Pareciera que algunos no nos despedimos nunca, al menos seriamente. Lo evitamos como a la parca o por un cansancio de cerrar cosas que mezcla timidez y esperanza, no se sabe muy bien de qué. Como si postergar algo lo hiciera desaparecer, ya sabes. Borges (siempre el primero de la clase, pesadilla de tipo) escribió un famoso poema sobre la pérdida que no contiene más que borradas despedidas:
“entre los libros de mi biblioteca -estoy viéndolos- hay alguno que no volveré a abrir”
Ojo, las comillas no tienen más precisión que la de mi memoria y ahora dudo si escribió “alguno” o “uno”, con lo chulo que era me da que “uno”. Toda la pinta. Despedirse no mola: así que poco y de pocos.

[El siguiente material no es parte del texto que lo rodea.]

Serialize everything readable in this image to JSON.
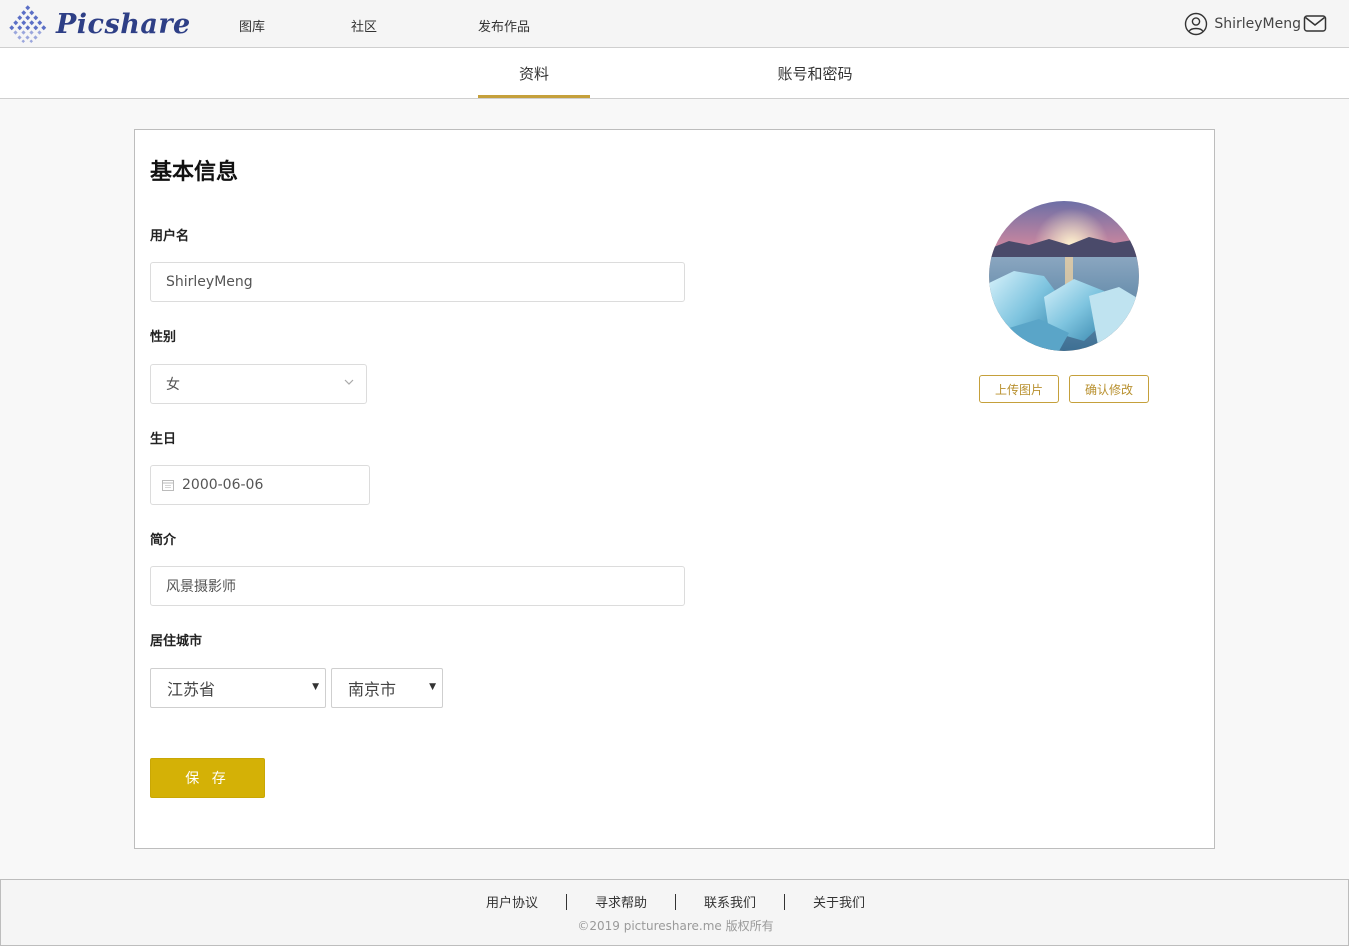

Borges aparte, la generalización del “hasta luego” protocolario que se intercambia entre perfectos desconocidos es, creo, otro pez del mismo cardumen. Me pregunto cómo quedaría un mapamundi con los puntos por los que pululan ahora mismo los destinatarios de los miles de hastaluegos que he soltado en mi vida sin consolidación en un rencuentro posterior. Despedidas en espera; sería un rastro de vida de los menos románticos que se me ocurren, pero rastro al fin y al cabo.
Si en algún caso nos despedimos (los miembros del subgrupo con raptos de indolencia al que creo y digo pertenecer) es dubitativamente y dando por hecho que ni de Blas. Y cuando no hay remedio lo hacemos de forma dilatada y por etapas, lo que se llama, para los que hayan tenido la desgracia de acompañar el proceso, ancianidad y muerte. Metidos ya en el punto final de todas las despedidas, ¿qué pensar de esas últimas palabras dichas como por azar para que el Eckermann o Boswell de turno afile el lápiz y ese aliento se grabe en piedra? Supongo que hay genios, pero tener que estar atento hasta el mismísimo último suspiro para no cagarla suena a tortura o al triste truco de prestidigitador de los arrepentimientos de última hora.
Para salir de este punto final un poco tétrico arriesgaré un último comentario: las despedidas pueden ser alegres. “Ese placer de alejarse”, que decía Machado. Aunque siempre suena un poco a insulto, a escupitajo a traición, a por fin me he librado de esto. Poca broma. Que Machado añada aquello de “Londres, Madrid, Ponferrada, tan lindos… para marcharse” no ayuda a mejorar la cosa. Las citas las carga el diablo. Pero pongámonos la máscara vital por un momento: despedirse supone reinventarse, partir de cero, aligerar la carga, sentir un viento nuevo azotando tu rostro… algo bueno tendrá todo esto, aunque suene como suena y releyéndolo no mejore.
Pensaba yo en esto de las despedidas en un tono muy placentero (pero luego a uno le sale lo que le sale) al plantearme volver a un proyecto del que nunca me fui y del que no me despedí. Nos vemos a ambos lados del mostrador de LQ una de estas tardes para hablar de libros, si acaso queda alguno que no cree que en las librerías de viejo se viene a buscar y encontrar en mutismo existencial.